掘削面の高さ2m以上
掘削面の高さ2m以上は、地山の掘削で作業主任者の選任が必要になる、掘削の深さ (高さ) の基準です。掘った面の高さが2m以上になると、崩壊や土石の落下の危険が大きくなるため、資格をもつ作業主任者を置いて作業を指揮させることが義務づけられます。
セクション別の図解
掘削計画の段階で掘る深さを確認し、2m以上なら作業主任者を選任する判断の流れが描かれています。

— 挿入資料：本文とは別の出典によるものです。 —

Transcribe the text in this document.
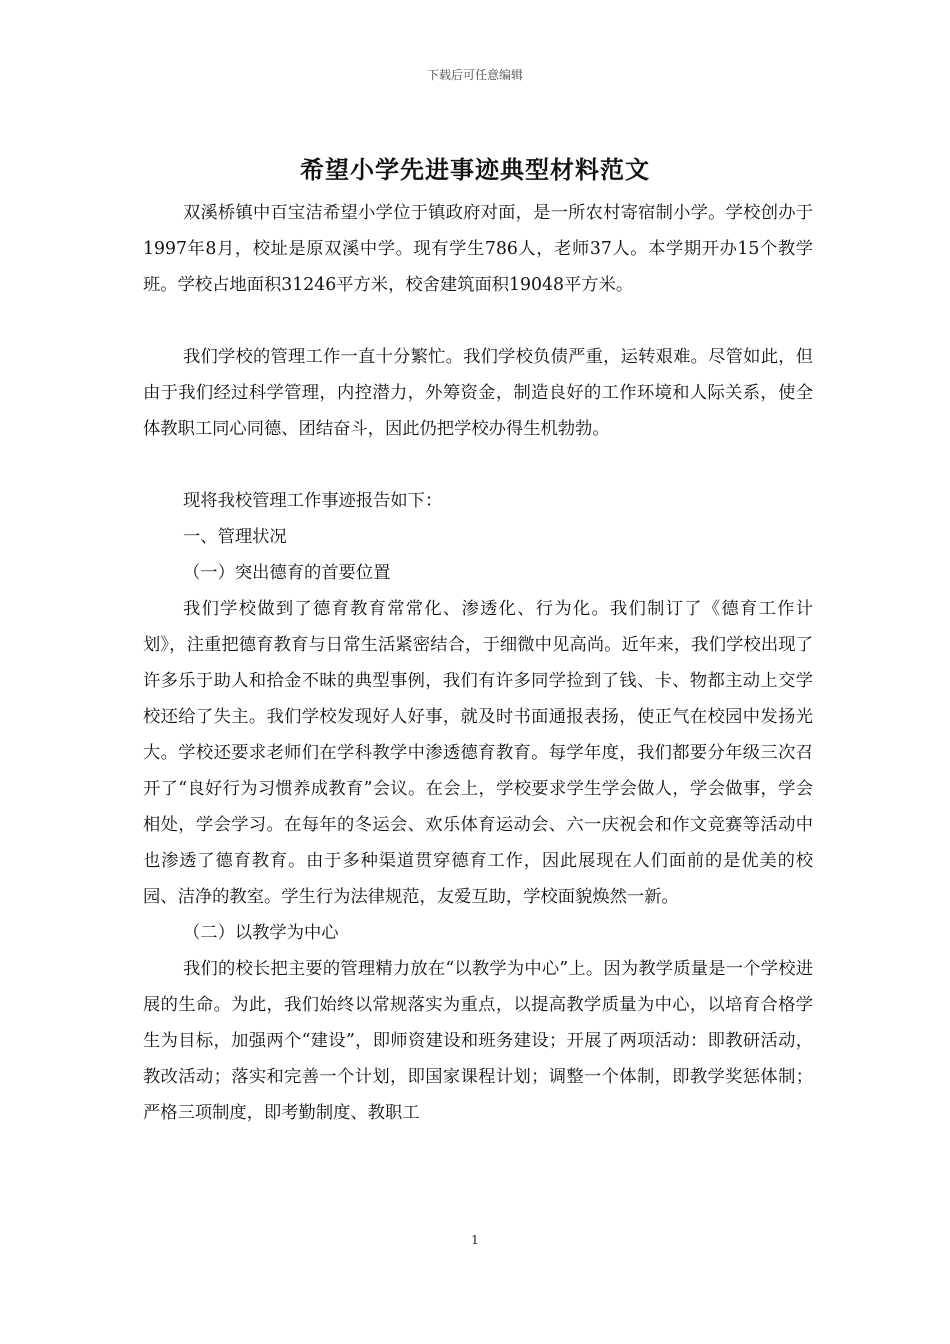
下载后可任意编辑
希望小学先进事迹典型材料范文

双溪桥镇中百宝洁希望小学位于镇政府对面，是一所农村寄宿制小学。学校创办于1997年8月，校址是原双溪中学。现有学生786人，老师37人。本学期开办15个教学班。学校占地面积31246平方米，校舍建筑面积19048平方米。

我们学校的管理工作一直十分繁忙。我们学校负债严重，运转艰难。尽管如此，但由于我们经过科学管理，内控潜力，外筹资金，制造良好的工作环境和人际关系，使全体教职工同心同德、团结奋斗，因此仍把学校办得生机勃勃。

现将我校管理工作事迹报告如下：

一、管理状况

（一）突出德育的首要位置

我们学校做到了德育教育常常化、渗透化、行为化。我们制订了《德育工作计划》，注重把德育教育与日常生活紧密结合，于细微中见高尚。近年来，我们学校出现了许多乐于助人和拾金不昧的典型事例，我们有许多同学捡到了钱、卡、物都主动上交学校还给了失主。我们学校发现好人好事，就及时书面通报表扬，使正气在校园中发扬光大。学校还要求老师们在学科教学中渗透德育教育。每学年度，我们都要分年级三次召开了“良好行为习惯养成教育”会议。在会上，学校要求学生学会做人，学会做事，学会相处，学会学习。在每年的冬运会、欢乐体育运动会、六一庆祝会和作文竞赛等活动中也渗透了德育教育。由于多种渠道贯穿德育工作，因此展现在人们面前的是优美的校园、洁净的教室。学生行为法律规范，友爱互助，学校面貌焕然一新。

（二）以教学为中心

我们的校长把主要的管理精力放在“以教学为中心”上。因为教学质量是一个学校进展的生命。为此，我们始终以常规落实为重点，以提高教学质量为中心，以培育合格学生为目标，加强两个“建设”，即师资建设和班务建设；开展了两项活动：即教研活动，教改活动；落实和完善一个计划，即国家课程计划；调整一个体制，即教学奖惩体制；严格三项制度，即考勤制度、教职工

1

実務では、掘削の計画を立てる段階で、掘る深さ (掘削面の高さ) を確認します。2m以上になる場合は、地山の掘削および土止め支保工の技能講習を修了した人を作業主任者として選任します。作業主任者は、作業前の点検や作業方法の決定、現場の直接指揮を担います。深さの基準をあらかじめ把握しておくことで、必要な体制を整えてから掘削に入ることができ、安全な作業につながります。
左に2m未満の浅い掘削、右に2m以上の深い掘削を並べ、作業主任者の要否という管理のちがいが対比されています。
掘削面の高さによって、求められる管理が変わります。掘削面が2m未満の浅い掘削では、作業主任者の選任までは義務づけられていません。2m以上になると、崩壊や土石の落下の危険が大きくなるため、資格をもつ作業主任者を選任して作業を指揮させることが必要になります。同じ掘削でも、深さが境目を超えると安全管理を一段強める、という考え方です。計画の段階で深さを確認します。
浅い掘削では崩れても被害が小さく、深い掘削では崩れた土が大量に作業員を巻き込む様子が対比して示されています。
2mという基準が設けられているのは、掘削が深いほど危険が大きくなるからです。掘削面が深いと、崩れたときに落ちてくる土の量が増え、巻き込まれる被害が重くなります。土石が落ちる高さも大きくなり、当たったときの衝撃も増します。そこで、危険が無視できなくなる2mを境として、それ以上の掘削では資格をもつ作業主任者の指揮を義務づけ、点検や作業方法の管理を強めて事故を防ぎます。